ERA5-Land Issues: Accessing the cdsapi Python client in the runtime environment


Currently access to ERA5-Land and ERA5-Land-T reanalysis requires access to the Climate Data Store (CDS) API (cdsapi). However, as per the API instructions, this requires a CDS account and a .cdsapirc file with your CDS credentials.

Will we be able to use this account when executing the code in the remote runtime environment? Are there any restrictions as to which type of account we should be using (e.g. is there an account created for this challenge so we can all have equal access to the data)? If we have to use our own credentials, how can we securely upload the required .cdsapirc file (which would require us to share our login credentials as plain text).
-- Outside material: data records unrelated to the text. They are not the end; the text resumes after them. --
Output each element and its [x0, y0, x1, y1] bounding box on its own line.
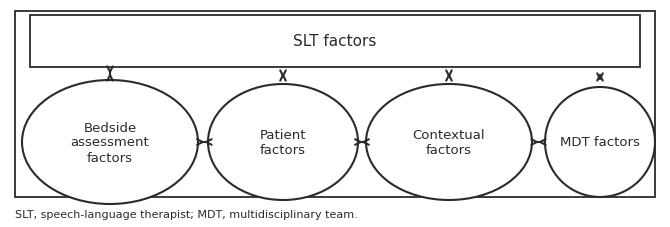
Text: Patient
factors: Patient factors — [260, 128, 306, 156]
FancyArrowPatch shape — [107, 67, 113, 81]
FancyArrowPatch shape — [446, 71, 452, 81]
Ellipse shape — [545, 88, 655, 197]
FancyArrowPatch shape — [280, 71, 286, 81]
Text: SLT factors: SLT factors — [293, 34, 377, 49]
Bar — [30, 16, 640, 68]
Bar — [15, 12, 655, 197]
FancyArrowPatch shape — [531, 140, 545, 145]
Text: Bedside
assessment
factors: Bedside assessment factors — [70, 121, 149, 164]
FancyArrowPatch shape — [197, 140, 212, 145]
Text: Contextual
factors: Contextual factors — [413, 128, 485, 156]
Text: MDT factors: MDT factors — [560, 136, 640, 149]
Ellipse shape — [366, 85, 532, 200]
FancyArrowPatch shape — [355, 140, 369, 145]
Text: SLT, speech-language therapist; MDT, multidisciplinary team.: SLT, speech-language therapist; MDT, mul… — [15, 209, 358, 219]
Ellipse shape — [208, 85, 358, 200]
Ellipse shape — [22, 81, 198, 204]
FancyArrowPatch shape — [597, 74, 603, 81]
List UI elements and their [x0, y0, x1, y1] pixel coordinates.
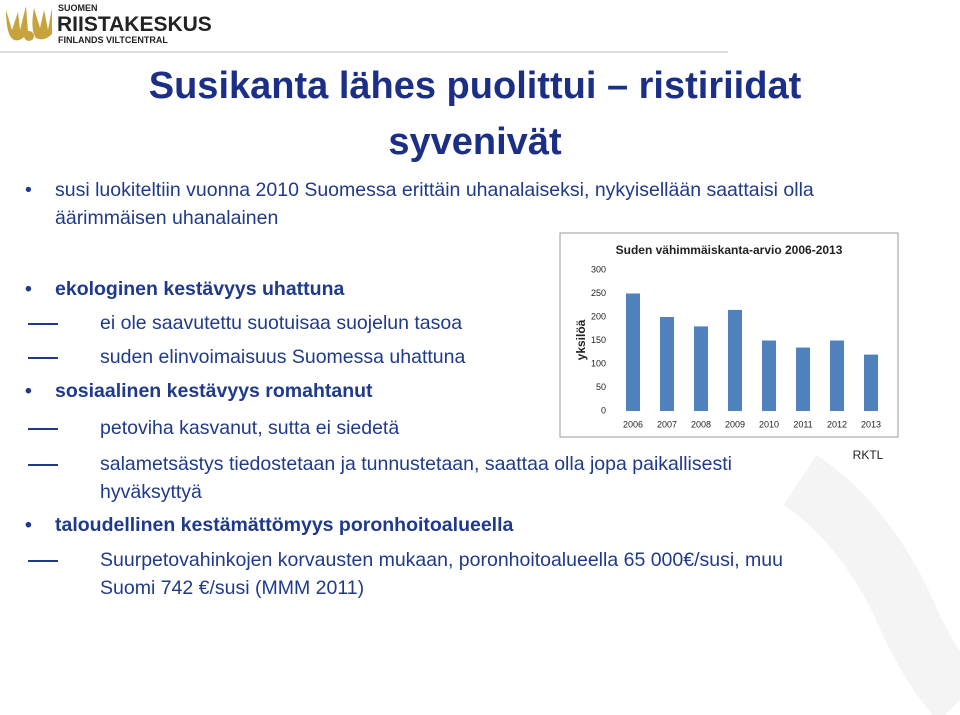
- x-tick-label: 2011: [793, 419, 812, 429]
- bar: [626, 293, 640, 411]
- sub-bullet: salametsästys tiedostetaan ja tunnusteta…: [28, 450, 780, 506]
- x-tick-label: 2008: [691, 419, 711, 429]
- x-tick-label: 2013: [861, 419, 881, 429]
- chart-title: Suden vähimmäiskanta-arvio 2006-2013: [616, 243, 843, 257]
- sub-bullet: suden elinvoimaisuus Suomessa uhattuna: [28, 343, 560, 371]
- sub-bullet: petoviha kasvanut, sutta ei siedetä: [28, 414, 540, 442]
- source: RKTL: [853, 448, 884, 462]
- x-tick-label: 2012: [827, 419, 847, 429]
- slide-title: Susikanta lähes puolittui – ristiriidat …: [148, 65, 802, 163]
- sub-bullet: Suurpetovahinkojen korvausten mukaan, po…: [28, 546, 800, 602]
- x-tick-label: 2006: [623, 419, 643, 429]
- chart: Suden vähimmäiskanta-arvio 2006-2013 yks…: [559, 232, 899, 438]
- y-tick-label: 300: [591, 264, 606, 274]
- bar: [694, 326, 708, 411]
- sub-bullet: ei ole saavutettu suotuisaa suojelun tas…: [28, 309, 540, 337]
- bar: [796, 347, 810, 411]
- bullet: ekologinen kestävyys uhattuna: [25, 275, 575, 303]
- bar: [762, 340, 776, 411]
- bar: [728, 309, 742, 411]
- bar: [830, 340, 844, 411]
- x-tick-label: 2009: [725, 419, 745, 429]
- logo-mark: [6, 6, 52, 41]
- bullet: susi luokiteltiin vuonna 2010 Suomessa e…: [25, 176, 885, 232]
- logo-line2: RIISTAKESKUS: [57, 13, 212, 36]
- bar: [864, 354, 878, 411]
- logo-line3: FINLANDS VILTCENTRAL: [58, 35, 168, 45]
- y-tick-label: 50: [596, 382, 606, 392]
- logo-line1: SUOMEN: [58, 3, 98, 13]
- y-tick-label: 150: [591, 335, 606, 345]
- y-tick-label: 0: [601, 405, 606, 415]
- background-decoration: [782, 455, 960, 715]
- bullet: taloudellinen kestämättömyys poronhoitoa…: [25, 511, 615, 539]
- y-axis-label: yksilöä: [574, 319, 588, 360]
- y-tick-label: 100: [591, 358, 606, 368]
- y-tick-label: 250: [591, 288, 606, 298]
- bullet: sosiaalinen kestävyys romahtanut: [25, 377, 575, 405]
- x-tick-label: 2010: [759, 419, 779, 429]
- x-tick-label: 2007: [657, 419, 677, 429]
- bar: [660, 317, 674, 411]
- y-tick-label: 200: [591, 311, 606, 321]
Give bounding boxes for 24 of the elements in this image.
On a similar note for the ERA5 data, the approved data sources only links the hourly ERA5 data, which is a massive data download. Should we assume that it is also okay to use monthly aggregations, even though that version of the ERA5 data is not specifically linked?
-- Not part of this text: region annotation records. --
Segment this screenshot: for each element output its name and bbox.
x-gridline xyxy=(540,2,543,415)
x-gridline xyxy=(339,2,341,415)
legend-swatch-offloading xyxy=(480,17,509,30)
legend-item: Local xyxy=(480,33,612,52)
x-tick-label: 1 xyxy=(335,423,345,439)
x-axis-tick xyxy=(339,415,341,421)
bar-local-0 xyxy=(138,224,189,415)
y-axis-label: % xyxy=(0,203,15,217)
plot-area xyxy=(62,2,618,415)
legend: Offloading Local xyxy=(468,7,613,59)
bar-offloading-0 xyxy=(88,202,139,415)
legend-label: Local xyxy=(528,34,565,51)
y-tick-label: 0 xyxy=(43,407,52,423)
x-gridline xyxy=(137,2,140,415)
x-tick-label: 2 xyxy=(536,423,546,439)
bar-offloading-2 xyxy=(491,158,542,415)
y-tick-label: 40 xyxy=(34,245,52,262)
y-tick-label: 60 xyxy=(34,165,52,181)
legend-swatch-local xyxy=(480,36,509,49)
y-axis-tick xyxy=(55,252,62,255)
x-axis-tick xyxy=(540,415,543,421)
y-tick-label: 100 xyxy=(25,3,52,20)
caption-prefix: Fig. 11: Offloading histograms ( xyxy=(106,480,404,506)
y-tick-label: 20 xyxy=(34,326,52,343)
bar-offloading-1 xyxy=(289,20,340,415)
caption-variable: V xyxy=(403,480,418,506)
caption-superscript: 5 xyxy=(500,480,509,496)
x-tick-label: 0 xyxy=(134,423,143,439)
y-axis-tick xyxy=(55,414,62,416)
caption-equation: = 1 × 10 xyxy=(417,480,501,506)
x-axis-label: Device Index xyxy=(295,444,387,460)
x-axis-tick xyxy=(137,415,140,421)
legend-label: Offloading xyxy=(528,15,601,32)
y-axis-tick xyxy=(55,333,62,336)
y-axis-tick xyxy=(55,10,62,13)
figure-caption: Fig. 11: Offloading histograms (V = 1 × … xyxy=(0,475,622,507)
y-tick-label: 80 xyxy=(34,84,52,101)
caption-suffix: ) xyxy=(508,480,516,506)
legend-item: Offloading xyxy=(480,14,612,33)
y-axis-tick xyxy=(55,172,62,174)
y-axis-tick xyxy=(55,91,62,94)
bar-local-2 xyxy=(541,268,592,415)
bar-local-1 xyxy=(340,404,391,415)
Finally, what is the storage capacity for runtime data downloads and is there a limit on how long it should take us to download data? Some of the downloadable data is quite large and may lake time to download (e.g. the monthly aggregations for ERA5 still take about an hour to download locally).

Any insight that could be shared on this topic would be much appreciated :slight_smile:

Hi @jitters,

Regarding Copernicus CDS credentials: you will need to use your own credentials to download data during the remote runtime environment by including them as part of your submission ZIP archive. These credentials will be stored in plain text in DrivenData’s storage backend for competition code execution. DrivenData staff—and only DrivenData staff—will be able to access your submission contents. We will only use these credentials while running your code to download data from CDS as part of your submission. If you have further questions or concerns, please let us know.
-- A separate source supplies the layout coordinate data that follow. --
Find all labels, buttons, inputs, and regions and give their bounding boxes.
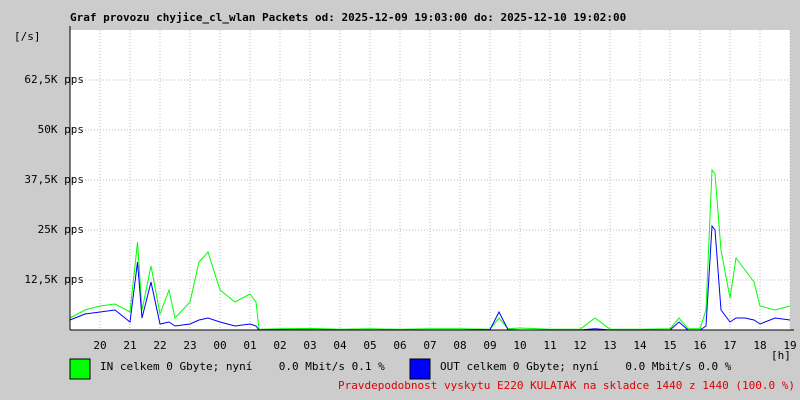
x-tick-label: 00 [213,339,226,352]
x-tick-label: 22 [153,339,166,352]
legend-label: IN celkem 0 Gbyte; nyní 0.0 Mbit/s 0.1 % [100,360,385,373]
x-tick-label: 13 [603,339,616,352]
x-tick-label: 11 [543,339,556,352]
x-tick-label: 08 [453,339,466,352]
x-tick-label: 21 [123,339,136,352]
x-tick-label: 18 [753,339,766,352]
x-tick-label: 16 [693,339,706,352]
x-tick-label: 17 [723,339,736,352]
x-tick-label: 15 [663,339,676,352]
legend-swatch [69,358,91,380]
x-tick-label: 06 [393,339,406,352]
x-tick-label: 05 [363,339,376,352]
chart-title: Graf provozu chyjice_cl_wlan Packets od:… [70,11,626,24]
y-tick-label: 62,5K pps [24,73,84,86]
y-tick-label: 37,5K pps [24,173,84,186]
x-tick-label: 23 [183,339,196,352]
x-unit: [h] [771,349,791,362]
legend-label: OUT celkem 0 Gbyte; nyní 0.0 Mbit/s 0.0 … [440,360,732,373]
x-tick-label: 10 [513,339,526,352]
y-unit: [/s] [14,30,41,43]
series-line [69,168,791,330]
x-tick-label: 03 [303,339,316,352]
y-tick-label: 12,5K pps [24,273,84,286]
x-tick-label: 02 [273,339,286,352]
x-tick-label: 01 [243,339,256,352]
legend-swatch [409,358,431,380]
footer-note: Pravdepodobnost vyskytu E220 KULATAK na … [338,379,795,392]
x-tick-label: 07 [423,339,436,352]
y-tick-label: 25K pps [38,223,84,236]
x-tick-label: 14 [633,339,647,352]
x-tick-label: 20 [93,339,106,352]
x-tick-label: 12 [573,339,586,352]
x-tick-label: 19 [783,339,796,352]
x-tick-label: 04 [333,339,347,352]
x-tick-label: 09 [483,339,496,352]
y-tick-label: 50K pps [38,123,84,136]
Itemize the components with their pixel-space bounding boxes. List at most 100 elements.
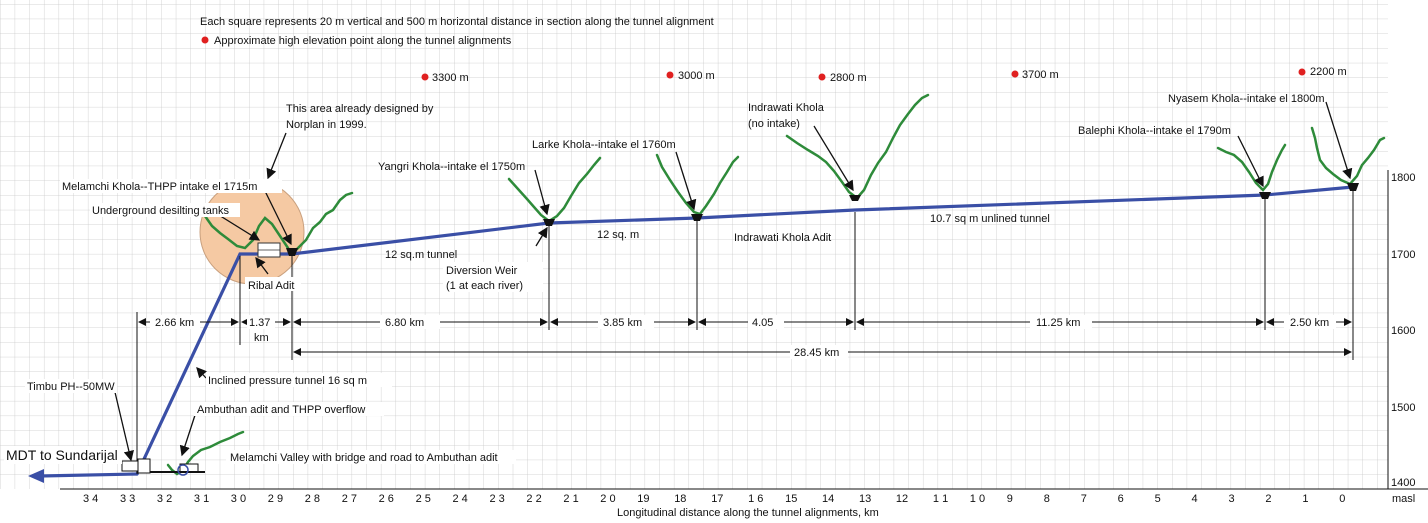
distance-tick: 17: [711, 493, 723, 505]
high-point-marker: [1011, 70, 1019, 78]
distance-tick: 1 0: [970, 493, 985, 505]
inclined-tunnel-label: Inclined pressure tunnel 16 sq m: [208, 375, 367, 387]
distance-tick: 5: [1155, 493, 1161, 505]
indrawati-label-line1: Indrawati Khola: [748, 102, 825, 114]
elevation-tick: 1800: [1391, 172, 1415, 184]
mdt-tunnel: [38, 472, 139, 478]
distance-tick: 3 4: [83, 493, 98, 505]
yangri-intake-marker: [543, 219, 555, 226]
distance-tick: 2 9: [268, 493, 283, 505]
distance-tick: 1 1: [933, 493, 948, 505]
elevation-tick: 1400: [1391, 477, 1415, 489]
distance-tick: 2 3: [490, 493, 505, 505]
nyasem-river: [1310, 126, 1386, 186]
distance-label: km: [254, 332, 269, 344]
yangri-intake-label: Yangri Khola--intake el 1750m: [378, 161, 525, 173]
distance-labels: 2.66 km 1.37 km 6.80 km 3.85 km 4.05 11.…: [150, 315, 1336, 359]
distance-tick: 2 4: [453, 493, 468, 505]
distance-tick: 18: [674, 493, 686, 505]
tunnel-12sqm-label: 12 sq.m tunnel: [385, 249, 457, 261]
norplan-design-area: [199, 179, 305, 285]
distance-label: 3.85 km: [603, 317, 642, 329]
diversion-weir-line2: (1 at each river): [446, 280, 523, 292]
high-point-label: 2200 m: [1310, 66, 1347, 78]
distance-tick: 8: [1044, 493, 1050, 505]
distance-tick: 2 0: [600, 493, 615, 505]
distance-label: 6.80 km: [385, 317, 424, 329]
distance-tick: 14: [822, 493, 834, 505]
tunnel-12sq-label: 12 sq. m: [597, 229, 639, 241]
nyasem-intake-marker: [1347, 183, 1359, 191]
melamchi-valley-river: [166, 430, 245, 476]
distance-tick: 2 8: [305, 493, 320, 505]
melamchi-intake-label: Melamchi Khola--THPP intake el 1715m: [62, 181, 257, 193]
elevation-axis: 1800 1700 1600 1500 1400: [1387, 170, 1415, 489]
melamchi-river-left: [203, 214, 290, 250]
distance-tick: 0: [1339, 493, 1345, 505]
balephi-intake-marker: [1259, 192, 1271, 199]
yangri-river: [507, 156, 602, 223]
indrawati-river: [785, 93, 930, 200]
elevation-tick: 1600: [1391, 325, 1415, 337]
distance-tick: 3 2: [157, 493, 172, 505]
distance-tick: 3: [1229, 493, 1235, 505]
balephi-intake-label: Balephi Khola--intake el 1790m: [1078, 125, 1231, 137]
mdt-sundarijal-label: MDT to Sundarijal: [6, 447, 118, 463]
high-point-marker: [1298, 68, 1306, 76]
unlined-tunnel-label: 10.7 sq m unlined tunnel: [930, 213, 1050, 225]
high-point-legend-marker: [201, 36, 209, 44]
norplan-note-line2: Norplan in 1999.: [286, 119, 367, 131]
mdt-arrowhead: [28, 469, 44, 483]
diversion-weir-line1: Diversion Weir: [446, 265, 518, 277]
ambuthan-label: Ambuthan adit and THPP overflow: [197, 404, 365, 416]
distance-tick: 19: [637, 493, 649, 505]
distance-tick: 1 6: [748, 493, 763, 505]
distance-tick: 15: [785, 493, 797, 505]
indrawati-adit-label: Indrawati Khola Adit: [734, 232, 831, 244]
high-point-marker: [818, 73, 826, 81]
distance-tick: 2 5: [416, 493, 431, 505]
grid-right-margin: [1388, 0, 1428, 523]
elevation-tick: 1500: [1391, 402, 1415, 414]
distance-axis-title: Longitudinal distance along the tunnel a…: [617, 507, 879, 519]
distance-tick: 3 1: [194, 493, 209, 505]
high-elevation-points: 3300 m 3000 m 2800 m 3700 m 2200 m: [421, 66, 1347, 84]
distance-label: 1.37: [249, 317, 270, 329]
high-point-marker: [421, 73, 429, 81]
distance-label: 2.66 km: [155, 317, 194, 329]
distance-tick: 2: [1265, 493, 1271, 505]
distance-tick: 3 3: [120, 493, 135, 505]
distance-label: 28.45 km: [794, 347, 839, 359]
high-point-marker: [666, 71, 674, 79]
ribal-adit-label: Ribal Adit: [248, 280, 294, 292]
distance-label: 11.25 km: [1036, 317, 1080, 329]
distance-tick: 7: [1081, 493, 1087, 505]
annotations: This area already designed by Norplan in…: [4, 93, 1325, 464]
distance-tick: 13: [859, 493, 871, 505]
indrawati-intake-marker: [849, 195, 861, 201]
indrawati-label-line2: (no intake): [748, 118, 800, 130]
timbu-ph-label: Timbu PH--50MW: [27, 381, 115, 393]
larke-intake-marker: [691, 214, 703, 221]
distance-tick: 2 2: [526, 493, 541, 505]
distance-tick: 3 0: [231, 493, 246, 505]
melamchi-valley-label: Melamchi Valley with bridge and road to …: [230, 452, 498, 464]
elevation-tick: 1700: [1391, 249, 1415, 261]
nyasem-intake-label: Nyasem Khola--intake el 1800m: [1168, 93, 1325, 105]
high-point-label: 3000 m: [678, 70, 715, 82]
tailrace-structure: [137, 458, 151, 474]
larke-intake-label: Larke Khola--intake el 1760m: [532, 139, 676, 151]
axis-unit-masl: masl: [1392, 493, 1415, 505]
distance-tick: 12: [896, 493, 908, 505]
high-point-note: Approximate high elevation point along t…: [214, 35, 512, 47]
bridge-marker: [177, 464, 189, 476]
headrace-tunnel: [290, 185, 1355, 256]
high-point-label: 3700 m: [1022, 69, 1059, 81]
desilting-tanks-label: Underground desilting tanks: [92, 205, 229, 217]
drop-lines: [136, 190, 1354, 474]
timbu-powerhouse: [121, 460, 139, 472]
high-point-label: 2800 m: [830, 72, 867, 84]
distance-label: 4.05: [752, 317, 773, 329]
There are a few different ways you can authenticate the cdsapi client during the code execution runtime:

  1. CDSAPI_RC environment variable (probably the simplest): cdsapi supports the environment variable CDSAPI_RC for setting a path to your .cdsapirc file. This means, for example, you can include your .cdsapirc file in your, and then set os.environ["CDSAPI_RC"] = str(src_dir / ".cdsapirc") before you instantiate cdsapi.Client.
  2. CDSAPI_URL and CDSAPI_KEY environment variables: cdsapi will read these environment variables if they are set. Note that this happens when the cdsapi module is first imported, so you must set them before import cdsapi is ever run.
  3. Explicitly pass when instantiating Client: you can instantiate a cdsapi.Client with keyword arguments url and key, i.e., client = Client(url=..., key=...).

To note another gotcha: shell globs (* in shell commands) normally do not match files that begin with dots. That means if you’re doing something like zip src/* then it will not include a file like .cdsapirc. The make pack-submission command in the runtime repository uses glob, so it will not include .cdsapirc in the it creates.

Regarding approval for the monthly aggregations for ERA5-Land, I will confirm with challenge organizers and follow up.

Regarding storage capacity: the hardware specifications for the runtime nodes are available on the code submission format page. These nodes have 180 GiB of disk in total. Not all of that will be available in practice given the space needed by the operating system, but you should be able to use most of it.

@jitters The monthly-averaged version of ERA5-Land has been approved. Please see the latest announcement.